Now in November, the isolation was truly getting to Jack. He had heard from Alex one more time since October, a quick message to reassure him all was well. Far from setting him at ease, it made him more nervous than ever. This had been going on for far too long and without any real progress. When he was not scribing the walls with his inane thoughts, he was trying to silence the ones he did not want to have a voice. A little baby crying, a mother and father four hundred miles away bonding over the life they had created. Exhausted yawns, reddened skin blotched with fatigue and joy in equal measure. It was a hard thought to force from his mind, and some days he struggled to let it go at all.
A few days ago h
e had met with Sarah Kilpatrick, who was able to provide some invaluable information regarding Elizabeth Reid, the Secretary for Work and Pensions, and an altercation she had in her office one evening. Whilst no one was privy to what exactly was said, one junior civil servant spread the gossip far and wide the next morning only to be brought into Reid’s office by that afternoon, never to be seen again. Her desk was cleared by security, and those who had her private number were unable to reach her.
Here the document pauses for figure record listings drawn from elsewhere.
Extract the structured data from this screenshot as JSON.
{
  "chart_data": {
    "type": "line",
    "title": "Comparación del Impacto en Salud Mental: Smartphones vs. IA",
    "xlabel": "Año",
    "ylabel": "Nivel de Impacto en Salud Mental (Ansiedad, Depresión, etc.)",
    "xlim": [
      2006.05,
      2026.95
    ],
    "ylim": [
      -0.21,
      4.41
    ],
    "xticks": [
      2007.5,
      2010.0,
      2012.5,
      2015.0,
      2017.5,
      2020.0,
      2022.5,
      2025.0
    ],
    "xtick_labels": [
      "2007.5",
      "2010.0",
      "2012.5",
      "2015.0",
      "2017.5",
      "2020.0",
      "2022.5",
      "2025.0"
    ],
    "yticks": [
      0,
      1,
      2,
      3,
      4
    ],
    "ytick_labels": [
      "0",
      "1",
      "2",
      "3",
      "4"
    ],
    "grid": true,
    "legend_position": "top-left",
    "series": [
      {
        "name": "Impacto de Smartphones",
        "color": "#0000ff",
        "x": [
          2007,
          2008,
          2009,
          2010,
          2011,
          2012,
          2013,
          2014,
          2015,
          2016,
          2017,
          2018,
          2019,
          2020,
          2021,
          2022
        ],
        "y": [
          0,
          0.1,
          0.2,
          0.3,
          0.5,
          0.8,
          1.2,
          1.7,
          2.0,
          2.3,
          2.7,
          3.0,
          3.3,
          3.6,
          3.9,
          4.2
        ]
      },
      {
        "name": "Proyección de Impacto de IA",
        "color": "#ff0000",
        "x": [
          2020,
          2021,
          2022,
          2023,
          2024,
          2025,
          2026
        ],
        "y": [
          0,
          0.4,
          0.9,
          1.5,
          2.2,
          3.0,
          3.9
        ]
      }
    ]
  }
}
Although Sarah had suggested that Elizabeth might be having an affair, Jack had smiled broadly, knowingly, as he wandered back to the loneliness of his basement to scrawl another name under the list of influential MPs.
He had already had his second meeting with Richard, which had served only to confirm Marlene’s relationship with The Man. Her diary was spattered with meetings at undisclosed locations, at odd times and with unmentioned attendees. Now that Jack knew what he was looking for, it was incredibly easy to spot.
Pulling on his ragged shoes and anorak, he set out on the road again; this time he was to meet Arun Patel who had sounded extremely delighted to hear from Jack directly. The unusual location for their meeting was Arun’s brother’s vacated flat in Walthamstow. The entrance was concealed by bins and other refuse whilst the long staircase leading to the flat door was dark and stunk of damp. The flat itself was shrouded from what little daylight there was left. Dirty windows filtered the light such that everything was toned with sepia. A lone man stood in the kitchenette of the tiny space.